Extended Data Fig. 1 Survival and tumour response data in resectable and advanced disease based on previous subtyping schemes.

a, Survival analysis for resectable (left column) and advanced (right column) patients based on previous Moffitt et al14, Collisson et al15, and Bailey et al16 classification schemes. P-values are from the two-sided log-rank test. b, Waterfall plot of best tumour response assessed by RECIST 1.1 criteria for 66 pancreatic cancer patients on the COMPASS trial based on previous classification schemes. P-values are from the two-sided Wilcoxon rank-sum test.
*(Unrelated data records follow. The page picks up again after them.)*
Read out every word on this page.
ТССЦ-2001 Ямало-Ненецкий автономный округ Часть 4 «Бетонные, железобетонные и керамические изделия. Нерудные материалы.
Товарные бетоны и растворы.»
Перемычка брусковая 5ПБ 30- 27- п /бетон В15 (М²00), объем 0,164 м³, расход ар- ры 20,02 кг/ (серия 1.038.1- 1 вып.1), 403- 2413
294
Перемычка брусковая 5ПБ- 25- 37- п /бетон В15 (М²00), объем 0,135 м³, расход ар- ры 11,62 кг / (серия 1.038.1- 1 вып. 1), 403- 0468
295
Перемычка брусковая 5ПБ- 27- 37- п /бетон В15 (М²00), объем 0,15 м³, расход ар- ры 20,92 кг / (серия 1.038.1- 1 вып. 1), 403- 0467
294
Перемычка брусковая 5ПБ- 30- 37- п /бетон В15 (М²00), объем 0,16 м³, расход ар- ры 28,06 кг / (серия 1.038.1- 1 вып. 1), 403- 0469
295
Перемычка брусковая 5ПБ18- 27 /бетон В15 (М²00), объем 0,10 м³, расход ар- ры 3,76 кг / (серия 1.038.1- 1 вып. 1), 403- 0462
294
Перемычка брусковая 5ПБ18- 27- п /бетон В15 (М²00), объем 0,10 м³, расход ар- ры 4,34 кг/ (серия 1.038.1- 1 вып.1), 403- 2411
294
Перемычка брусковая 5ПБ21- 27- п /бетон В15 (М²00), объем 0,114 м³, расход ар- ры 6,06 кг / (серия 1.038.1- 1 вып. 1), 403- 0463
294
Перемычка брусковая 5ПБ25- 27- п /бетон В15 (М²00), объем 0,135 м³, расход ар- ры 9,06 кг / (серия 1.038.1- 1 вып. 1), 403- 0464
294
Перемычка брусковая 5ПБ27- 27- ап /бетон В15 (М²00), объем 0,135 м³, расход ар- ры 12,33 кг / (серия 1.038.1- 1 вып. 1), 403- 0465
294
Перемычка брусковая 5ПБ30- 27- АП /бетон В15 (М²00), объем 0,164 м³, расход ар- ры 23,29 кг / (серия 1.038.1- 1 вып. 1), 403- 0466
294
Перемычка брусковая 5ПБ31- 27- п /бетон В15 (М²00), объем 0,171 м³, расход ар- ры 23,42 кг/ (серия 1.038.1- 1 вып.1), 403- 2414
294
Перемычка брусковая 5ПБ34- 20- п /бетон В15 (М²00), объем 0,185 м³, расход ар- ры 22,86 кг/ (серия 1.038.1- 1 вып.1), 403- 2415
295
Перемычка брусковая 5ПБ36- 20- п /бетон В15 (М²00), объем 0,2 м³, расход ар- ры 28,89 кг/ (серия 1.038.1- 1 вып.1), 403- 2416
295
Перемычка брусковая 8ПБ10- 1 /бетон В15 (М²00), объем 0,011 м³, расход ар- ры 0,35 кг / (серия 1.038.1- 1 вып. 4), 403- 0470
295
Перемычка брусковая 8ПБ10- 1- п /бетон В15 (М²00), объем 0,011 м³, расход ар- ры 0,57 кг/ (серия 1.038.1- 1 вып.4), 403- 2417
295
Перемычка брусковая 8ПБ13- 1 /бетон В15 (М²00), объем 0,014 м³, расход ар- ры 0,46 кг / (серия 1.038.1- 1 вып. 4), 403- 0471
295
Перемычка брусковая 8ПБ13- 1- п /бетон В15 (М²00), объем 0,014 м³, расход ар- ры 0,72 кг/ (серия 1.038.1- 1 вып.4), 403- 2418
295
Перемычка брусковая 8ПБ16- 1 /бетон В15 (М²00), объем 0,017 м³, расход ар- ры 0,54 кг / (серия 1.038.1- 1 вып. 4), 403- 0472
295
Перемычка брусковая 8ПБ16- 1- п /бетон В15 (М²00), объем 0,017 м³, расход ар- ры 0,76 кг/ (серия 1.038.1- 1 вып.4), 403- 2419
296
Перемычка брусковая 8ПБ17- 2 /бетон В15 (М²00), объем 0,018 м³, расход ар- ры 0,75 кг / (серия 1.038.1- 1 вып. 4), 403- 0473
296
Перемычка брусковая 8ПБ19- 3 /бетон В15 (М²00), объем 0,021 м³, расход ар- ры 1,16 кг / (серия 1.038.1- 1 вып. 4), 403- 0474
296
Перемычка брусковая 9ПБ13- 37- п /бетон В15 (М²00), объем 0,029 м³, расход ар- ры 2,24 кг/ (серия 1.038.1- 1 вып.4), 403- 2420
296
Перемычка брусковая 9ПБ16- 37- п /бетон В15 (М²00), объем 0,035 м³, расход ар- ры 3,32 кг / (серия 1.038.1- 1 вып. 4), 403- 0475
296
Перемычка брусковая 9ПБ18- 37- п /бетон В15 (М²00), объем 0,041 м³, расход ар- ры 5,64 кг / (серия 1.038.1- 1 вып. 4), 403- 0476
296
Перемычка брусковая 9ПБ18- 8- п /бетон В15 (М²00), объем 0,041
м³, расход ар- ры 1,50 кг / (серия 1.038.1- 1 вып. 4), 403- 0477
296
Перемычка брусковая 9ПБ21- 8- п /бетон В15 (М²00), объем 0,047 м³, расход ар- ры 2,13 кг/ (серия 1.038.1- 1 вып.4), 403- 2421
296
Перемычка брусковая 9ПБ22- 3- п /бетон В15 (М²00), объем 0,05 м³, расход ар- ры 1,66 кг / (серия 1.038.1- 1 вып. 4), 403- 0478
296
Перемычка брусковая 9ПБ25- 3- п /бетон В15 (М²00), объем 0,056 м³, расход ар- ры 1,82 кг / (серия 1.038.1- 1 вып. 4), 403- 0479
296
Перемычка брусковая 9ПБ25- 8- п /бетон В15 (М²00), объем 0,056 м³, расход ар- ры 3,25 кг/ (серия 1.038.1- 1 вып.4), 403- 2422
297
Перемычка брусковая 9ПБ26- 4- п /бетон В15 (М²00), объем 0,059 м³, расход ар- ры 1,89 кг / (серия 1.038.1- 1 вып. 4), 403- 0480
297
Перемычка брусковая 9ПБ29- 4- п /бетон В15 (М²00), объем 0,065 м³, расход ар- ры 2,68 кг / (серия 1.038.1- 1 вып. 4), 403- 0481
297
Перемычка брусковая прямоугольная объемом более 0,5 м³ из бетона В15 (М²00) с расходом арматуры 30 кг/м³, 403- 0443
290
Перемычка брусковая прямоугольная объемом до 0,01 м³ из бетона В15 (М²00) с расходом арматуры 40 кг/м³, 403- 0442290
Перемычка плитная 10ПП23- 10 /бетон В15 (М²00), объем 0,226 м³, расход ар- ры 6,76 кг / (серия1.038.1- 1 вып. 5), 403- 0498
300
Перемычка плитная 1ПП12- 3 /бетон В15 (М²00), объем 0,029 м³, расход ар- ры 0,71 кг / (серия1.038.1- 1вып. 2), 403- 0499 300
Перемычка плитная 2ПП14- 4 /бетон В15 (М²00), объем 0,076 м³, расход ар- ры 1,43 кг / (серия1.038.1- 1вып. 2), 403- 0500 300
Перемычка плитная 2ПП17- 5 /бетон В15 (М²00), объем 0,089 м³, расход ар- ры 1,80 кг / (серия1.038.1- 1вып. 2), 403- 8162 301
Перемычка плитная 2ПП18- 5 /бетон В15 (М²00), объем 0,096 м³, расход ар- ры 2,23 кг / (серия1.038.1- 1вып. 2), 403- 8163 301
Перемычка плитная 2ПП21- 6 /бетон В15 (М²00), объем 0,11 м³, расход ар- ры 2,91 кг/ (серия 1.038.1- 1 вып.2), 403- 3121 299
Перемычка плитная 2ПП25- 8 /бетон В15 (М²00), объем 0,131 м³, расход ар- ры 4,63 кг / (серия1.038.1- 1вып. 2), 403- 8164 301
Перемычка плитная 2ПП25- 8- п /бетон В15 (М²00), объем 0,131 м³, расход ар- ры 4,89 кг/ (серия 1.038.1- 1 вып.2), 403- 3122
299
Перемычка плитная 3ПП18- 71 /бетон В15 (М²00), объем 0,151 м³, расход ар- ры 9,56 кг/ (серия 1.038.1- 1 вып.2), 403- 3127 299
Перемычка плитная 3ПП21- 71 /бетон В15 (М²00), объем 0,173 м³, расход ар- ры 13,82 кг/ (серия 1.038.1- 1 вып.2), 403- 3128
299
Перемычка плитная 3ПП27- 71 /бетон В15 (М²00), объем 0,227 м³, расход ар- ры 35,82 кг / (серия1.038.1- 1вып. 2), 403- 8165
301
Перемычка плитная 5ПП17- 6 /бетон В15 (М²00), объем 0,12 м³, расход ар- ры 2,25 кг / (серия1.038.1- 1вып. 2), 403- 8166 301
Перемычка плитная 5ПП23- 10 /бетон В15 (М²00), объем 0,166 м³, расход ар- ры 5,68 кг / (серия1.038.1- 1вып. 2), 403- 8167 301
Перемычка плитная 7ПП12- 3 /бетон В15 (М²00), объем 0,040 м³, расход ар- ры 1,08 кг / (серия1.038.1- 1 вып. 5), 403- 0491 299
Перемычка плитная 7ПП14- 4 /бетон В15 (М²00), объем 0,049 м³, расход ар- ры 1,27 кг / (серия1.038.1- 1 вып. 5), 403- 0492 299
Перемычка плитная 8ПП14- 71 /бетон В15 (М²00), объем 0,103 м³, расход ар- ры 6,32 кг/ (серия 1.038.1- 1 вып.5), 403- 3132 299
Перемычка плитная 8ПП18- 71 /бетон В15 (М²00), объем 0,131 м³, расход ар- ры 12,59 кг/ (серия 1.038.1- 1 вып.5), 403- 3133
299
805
Extended Data Fig. 2 Gene expression analysis on Hybrid tumours demonstrating that they land on a bene expression continuum.

a, Only 8 genes were differentially expressed when Hybrids were compared to the rest of the cohort (shown in heatmap). These 8 genes were essentially restricted to a subset of Classical-B tumours. Differentially expressed genes were defined as genes with an adjusted p-value < = 0.05 (two-sided Wald test followed by FDR correction) and absolute log2(fold change (FC)) > = 1. b, Summary table of the number differentially expressed genes identified in hybrids versus each of the other subtypes. Differentially expressed genes were defined as genes with an adjusted p-value < = 0.05 (two-sided Wald test followed by FDR correction) and absolute log2(FC) > = 1. c, Heatmap of upregulated genes in (b) ordered by subtype. The left panel depicts which comparison each gene was upregulated in. d, Venn diagram showing overlap of upregulated genes identified in (b). No genes were commonly upregulated in Hybrids when compared to all other subtypes. e, Boxplots showing the EMT scores across subtypes (Basal-likeA = 27, Basal-likeB = 24, Hybrid = 57, Classical-like-A = 103 and Classical-like-B = 36). p-values are from the two-sided Wilcoxon rank-sum test. Box whisker plots represent median value and the first and third quartiles. The whiskers represent the most extreme point no further than 1.5*IQR.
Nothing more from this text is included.